La viande in vitro, bonne ou mauvaise idée ?

La viande in vitro, une bonne ou mauvaise idée ?
La viande in vitro, une bonne ou mauvaise idée ? - © YinYang - Getty Images/iStockphoto

La viande est devenue un véritable enjeu écologique, auquel il faut rapidement répondre.

L'augmentation de la population ainsi que les changements de consommation alimentaires sont parmi les défis majeurs à relever dans les années à venir. Et si on trouvait une solution pour manger de la viande sans aucun de ses inconvénients ? Après de longues années de recherche, le Docteur Mark Post a réussi à en produire sans animaux ! La viande cultivée en laboratoire, vraie ou fausse solution ?

Le "Frankensteak"

Le premier "Frankensteak" a été présenté en août 2013 par son créateur, Mark Post, chercheur à l'université de Maastricht, aux Pays-Bas. Ce steak est composé de 20.000 bandelettes de muscle. Trois ans plus tard, c'est une start-up californienne qui lance la première boulette de viande conçue en laboratoire. L'entreprise a ses propres projets scientifiques, qui ont clairement affiché l'objectif d'en finir avec la maltraitance animale liée à l'industrie de la viande.
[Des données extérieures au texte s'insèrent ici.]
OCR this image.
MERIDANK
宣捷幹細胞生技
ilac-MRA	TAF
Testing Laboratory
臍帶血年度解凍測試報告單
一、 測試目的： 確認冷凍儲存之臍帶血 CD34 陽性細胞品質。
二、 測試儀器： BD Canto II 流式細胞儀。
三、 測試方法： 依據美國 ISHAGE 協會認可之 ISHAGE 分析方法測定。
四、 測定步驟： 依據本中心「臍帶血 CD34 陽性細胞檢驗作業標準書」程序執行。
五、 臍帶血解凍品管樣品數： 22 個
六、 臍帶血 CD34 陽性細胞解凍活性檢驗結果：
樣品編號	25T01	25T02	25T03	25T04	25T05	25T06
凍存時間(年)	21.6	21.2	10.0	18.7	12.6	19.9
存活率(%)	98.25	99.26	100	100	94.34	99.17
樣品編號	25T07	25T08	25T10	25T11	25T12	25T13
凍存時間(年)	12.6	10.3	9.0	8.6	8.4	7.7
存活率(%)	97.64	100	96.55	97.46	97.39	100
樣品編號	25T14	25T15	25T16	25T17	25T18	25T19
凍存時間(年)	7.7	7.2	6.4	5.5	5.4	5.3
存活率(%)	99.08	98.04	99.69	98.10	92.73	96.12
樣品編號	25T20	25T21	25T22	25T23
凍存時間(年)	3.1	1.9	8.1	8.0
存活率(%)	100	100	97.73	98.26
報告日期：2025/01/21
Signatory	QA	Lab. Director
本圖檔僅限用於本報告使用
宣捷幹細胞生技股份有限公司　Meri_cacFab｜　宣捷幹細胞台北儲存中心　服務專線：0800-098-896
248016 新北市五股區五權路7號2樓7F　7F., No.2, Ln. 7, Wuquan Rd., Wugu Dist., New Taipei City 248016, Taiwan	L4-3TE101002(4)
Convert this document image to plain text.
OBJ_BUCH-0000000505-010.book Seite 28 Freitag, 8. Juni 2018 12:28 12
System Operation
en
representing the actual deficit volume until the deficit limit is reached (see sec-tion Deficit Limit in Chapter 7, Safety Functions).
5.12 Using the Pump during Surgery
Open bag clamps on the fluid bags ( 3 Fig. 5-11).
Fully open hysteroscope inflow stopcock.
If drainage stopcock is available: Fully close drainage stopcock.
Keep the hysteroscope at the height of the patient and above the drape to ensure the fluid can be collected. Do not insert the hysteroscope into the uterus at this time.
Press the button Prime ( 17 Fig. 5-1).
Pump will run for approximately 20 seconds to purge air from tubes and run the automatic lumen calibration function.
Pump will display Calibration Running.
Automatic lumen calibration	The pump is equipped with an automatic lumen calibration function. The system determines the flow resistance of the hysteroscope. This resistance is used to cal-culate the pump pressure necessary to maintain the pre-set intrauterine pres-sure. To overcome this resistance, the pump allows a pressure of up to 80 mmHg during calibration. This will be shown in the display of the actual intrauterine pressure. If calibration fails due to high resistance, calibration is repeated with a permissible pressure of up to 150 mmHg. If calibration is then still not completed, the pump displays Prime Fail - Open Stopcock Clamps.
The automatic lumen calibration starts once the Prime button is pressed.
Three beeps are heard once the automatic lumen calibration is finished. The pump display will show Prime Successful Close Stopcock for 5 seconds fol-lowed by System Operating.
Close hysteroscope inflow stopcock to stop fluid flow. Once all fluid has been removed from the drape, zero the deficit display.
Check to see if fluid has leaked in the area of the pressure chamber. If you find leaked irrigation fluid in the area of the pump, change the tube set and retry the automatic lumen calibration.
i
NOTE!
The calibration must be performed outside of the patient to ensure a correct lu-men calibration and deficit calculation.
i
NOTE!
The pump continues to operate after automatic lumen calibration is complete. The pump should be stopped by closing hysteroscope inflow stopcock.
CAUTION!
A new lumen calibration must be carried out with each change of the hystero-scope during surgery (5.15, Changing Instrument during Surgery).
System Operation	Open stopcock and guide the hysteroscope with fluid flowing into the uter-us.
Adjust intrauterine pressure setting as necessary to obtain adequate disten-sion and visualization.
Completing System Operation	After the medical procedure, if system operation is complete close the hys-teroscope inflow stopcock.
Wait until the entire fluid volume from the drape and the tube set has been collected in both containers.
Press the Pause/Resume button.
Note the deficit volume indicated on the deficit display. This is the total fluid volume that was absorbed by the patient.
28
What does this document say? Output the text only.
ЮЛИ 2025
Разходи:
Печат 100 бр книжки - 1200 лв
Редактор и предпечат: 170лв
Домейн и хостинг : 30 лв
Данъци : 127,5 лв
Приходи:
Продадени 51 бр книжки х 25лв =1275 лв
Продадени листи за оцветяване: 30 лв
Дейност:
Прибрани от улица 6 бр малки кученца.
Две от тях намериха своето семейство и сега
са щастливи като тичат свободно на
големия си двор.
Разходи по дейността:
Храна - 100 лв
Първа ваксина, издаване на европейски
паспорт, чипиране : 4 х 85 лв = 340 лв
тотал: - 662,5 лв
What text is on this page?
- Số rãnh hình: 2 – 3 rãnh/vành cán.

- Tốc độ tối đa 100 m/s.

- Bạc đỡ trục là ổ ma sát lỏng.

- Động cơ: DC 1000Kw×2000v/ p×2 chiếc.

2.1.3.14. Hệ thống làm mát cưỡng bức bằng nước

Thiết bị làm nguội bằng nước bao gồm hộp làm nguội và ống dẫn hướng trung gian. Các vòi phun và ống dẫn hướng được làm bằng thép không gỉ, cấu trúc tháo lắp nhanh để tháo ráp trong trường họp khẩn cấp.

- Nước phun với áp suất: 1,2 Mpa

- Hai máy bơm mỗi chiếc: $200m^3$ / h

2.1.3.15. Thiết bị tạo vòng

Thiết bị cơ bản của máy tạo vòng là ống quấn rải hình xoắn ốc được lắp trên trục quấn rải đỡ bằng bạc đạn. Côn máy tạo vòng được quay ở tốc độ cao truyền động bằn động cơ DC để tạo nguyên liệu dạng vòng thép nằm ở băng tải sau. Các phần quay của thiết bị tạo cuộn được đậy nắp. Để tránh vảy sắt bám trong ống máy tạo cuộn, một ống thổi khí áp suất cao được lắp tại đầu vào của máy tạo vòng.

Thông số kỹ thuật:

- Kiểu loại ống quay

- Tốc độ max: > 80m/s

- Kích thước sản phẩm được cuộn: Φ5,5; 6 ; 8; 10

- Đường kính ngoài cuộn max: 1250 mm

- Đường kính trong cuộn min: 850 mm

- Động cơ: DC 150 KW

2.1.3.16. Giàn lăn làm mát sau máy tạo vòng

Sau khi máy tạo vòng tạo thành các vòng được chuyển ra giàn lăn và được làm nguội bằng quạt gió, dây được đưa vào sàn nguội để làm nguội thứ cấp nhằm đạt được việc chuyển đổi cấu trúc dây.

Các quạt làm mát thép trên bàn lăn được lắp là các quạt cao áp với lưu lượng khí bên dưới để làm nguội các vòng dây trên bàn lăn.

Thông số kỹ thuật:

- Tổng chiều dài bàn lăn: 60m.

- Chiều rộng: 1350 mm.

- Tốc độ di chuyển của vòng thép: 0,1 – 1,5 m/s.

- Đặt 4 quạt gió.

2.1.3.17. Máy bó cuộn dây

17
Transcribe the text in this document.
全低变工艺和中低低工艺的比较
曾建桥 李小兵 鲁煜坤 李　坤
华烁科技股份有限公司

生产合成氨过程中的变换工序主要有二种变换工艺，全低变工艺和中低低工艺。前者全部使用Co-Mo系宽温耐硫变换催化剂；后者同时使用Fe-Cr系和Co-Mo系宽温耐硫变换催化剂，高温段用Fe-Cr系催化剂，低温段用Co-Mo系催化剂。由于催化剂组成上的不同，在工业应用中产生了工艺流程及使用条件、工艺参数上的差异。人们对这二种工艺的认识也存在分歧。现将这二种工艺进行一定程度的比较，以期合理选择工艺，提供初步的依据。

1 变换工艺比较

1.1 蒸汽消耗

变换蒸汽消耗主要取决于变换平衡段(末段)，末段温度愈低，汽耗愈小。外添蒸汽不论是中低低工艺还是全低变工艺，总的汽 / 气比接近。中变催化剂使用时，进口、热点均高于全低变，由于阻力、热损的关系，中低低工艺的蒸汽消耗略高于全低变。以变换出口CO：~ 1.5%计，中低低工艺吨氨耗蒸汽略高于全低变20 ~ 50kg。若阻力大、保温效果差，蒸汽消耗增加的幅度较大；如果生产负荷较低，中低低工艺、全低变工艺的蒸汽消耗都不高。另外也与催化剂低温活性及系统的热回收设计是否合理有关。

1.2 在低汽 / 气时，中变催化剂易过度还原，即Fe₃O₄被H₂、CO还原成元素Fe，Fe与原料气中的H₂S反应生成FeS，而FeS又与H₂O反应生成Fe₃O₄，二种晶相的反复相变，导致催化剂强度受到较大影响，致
Sans compter que cette viande artificielle pourrait avoir des conséquences positives au niveau environnemental.

Une recette complexe

La viande se présente sous forme de steak haché fabriqué à partir de cellules souches de muscle prélevées sur un véritable bovin. Afin d'obtenir les 20.000 faisceaux musculaires composant le morceau de chair, les cellules souches sont plongées dans du liquide composé d'acides aminés, du sucre, d'hormones de croissance, des vitamines et du sérum de veau fœtal. Pour finaliser le bout de viande, de la poudre d’œuf et de la chapelure sont ajoutés, ce qui permet de rendre la texture et le goût plus authentique. D'un autre côté, du jus de betterave et du safran servent à donner la couleur chair typique de la viande.

Des promesses éthiques et écologiques

Pas de souffrance. Pas de gaspillage des ressources. Juste de la viande pour le simple plaisir du goût, sans culpabilité aucune. Tel est l'argument principal de la viande in vitro qui apaise les tensions liées à la consommation de viande. On remarque en effet trois principales raisons qui poussent les gens à devenir végétariens : la préservation de l'environnement, la condition animale et les raisons de santé. La viande cultivée in vitro semble répondre aux deux premiers. Il n'est pas nécessaire d'élever un grand nombre d'animaux en gaspillant les ressources agricoles primaires ni de tuer des animaux.

Moins de matières grasses

Selon la façon dont sera produite cette viande, selon les techniques employées et les besoins pour le goût du produit final, la viande cultivée in vitro pourrait contenir moins de matières grasses qu'une viande d'animal. Ainsi, les problèmes liés à la consommation de matière grasse (mauvais cholestérol, maladies cardiovasculaires,...) seront diminués par rapport à une viande classique.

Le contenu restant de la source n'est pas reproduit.